Après le confinement, l’explosion !

Un appel d’Acta pour continuer à organiser la solidarité après la fin du confinement, bloquer le travail et organiser le conflit.

C’est un fait d’expérience peu contesté : la violence de la déflagration croît avec l’excès du confinement.

Tiqqun, Théorie du Bloom

Nous sommes fatigués de voir des gens souffrir à cause du manque d’humanité des institutions. N’appelez pas ça de la charité, nous partageons seulement ce que nous avons et nous vous invitons à faire de même, car nous croyons que la solidarité peut faire naître une nouvelle humanité.

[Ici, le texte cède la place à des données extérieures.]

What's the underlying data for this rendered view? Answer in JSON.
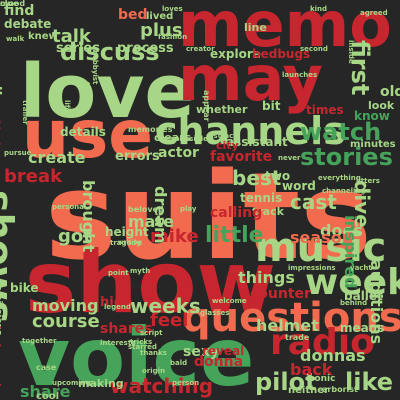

Brigade de solidarité populaire napolitaine


Pour la première fois dans l’histoire de l’humanité, plus de la moitié de la population mondiale s’est retrouvée confinée. Le confinement et l’état d’urgence sanitaire, loin de suspendre les mécanismes structurants de la domination, en ont bien plutôt exacerbé les logiques racistes et sécuritaires, contraignant les travailleurs à s’exposer (au péril de leur santé et parfois de leur vie) pendant que les managers sont en caleçon devant leurs écrans, si ce n’est au bord de la mer.

Depuis plus de deux mois, nous avons agi et demain nous agirons encore. Alors que la quasi-intégralité des formations politiques, y compris au sein de notre propre camp, tournait leurs regards vers le jour d’après, nous avons décidé d’intervenir pratiquement au sein de la situation, sans attendre. Le confinement ne devait pas conduire pour nous à une mise entre parenthèses de la politique, mais au contraire à sa réinvention sous des formes nouvelles, adaptées aux contraintes de la séquence. C’était le pari des brigades de solidarité populaire, qui sont devenues aujourd’hui une réalité territoriale active aux quatre coins de l’hexagone.

Les mots d’ordre de solidarité populaire et d’autodéfense sanitaire ont connu une résonance mondiale, se soutenant de nombreuses initiatives militantes, en Belgique, en Italie, en Suisse, aux États-Unis et ailleurs. Depuis deux mois, des milliers de personnes renouent avec l’expérience du partage, réinvestissent des lieux auparavant voués à la seule logique de valorisation marchande pour les rendre à un usage commun – ainsi des restaurants qui ouvrent leurs portes à des cuisiniers solidaires ou servent de permanence pour collecter de la nourriture et du matériel sanitaire. Le gâchis se transforme en insulte contre la vie, poussant des boulangeries et des supermarchés à ne plus jeter les invendus. Les compétences de chacun deviennent des outils disponibles pour tous, comme le montrent les couturières qui confectionnent chaque jour des centaines de masques et les enseignants qui assurent la transmission d’un apprentissage en direction des enfants défavorisés.

La solidarité populaire nous a réappris que nous pouvions, et que nous devions, compter sur nos propres forces. Ces forces sont le fruit de rencontres nourries par les luttes de ces dernières années, des cortèges de tête du printemps contre la loi Travail en 2016 aux barricades des Gilets jaunes sur les Champs-Élysées en passant par le soutien aux révoltes des quartiers populaires, la défense de la ZAD ou encore les occupations de facultés. Ces rencontres ont fait naître des espaces d’organisation, de formation et d’élaboration commune, permettant d’enclencher un projet de recomposition militante toujours en cours. Aujourd’hui, elles sont renforcées par des dizaines, des centaines de personnes qui, à travers la mise en œuvre d’une solidarité populaire concrète, à l’échelle du territoire, font l’expérience de l’auto-organisation.

Si la solidarité populaire part du peuple et se dirige vers le peuple, elle permet aussi d’entrevoir les conditions d’une offensive nouvelle : car il ne faudra pas seulement, au cours de la séquence qui vient, demander des comptes à nos gouvernants, par définition remplaçables, mais cibler les institutions responsables du désastre – et le système d’organisation sociale dont elles sont le reflet. Personne n’a été dupe des déclarations ampoulées d’Emmanuel Macron, et à vrai dire, plus le temps passe plus il semble que le monde d’après qu’il nous prépare ressemblera étrangement au monde que nous connaissions – en pire. Son « rien ne sera plus comme avant » s’avère de la même teneur que celui de Sarkozy en 2008 : une manœuvre cynique visant à rassurer ceux qui avaient devant les yeux la preuve irréfutable de ce que le capitalisme menait l’humanité à l’abîme – preuve qui minait donc les principes mêmes de sa politique.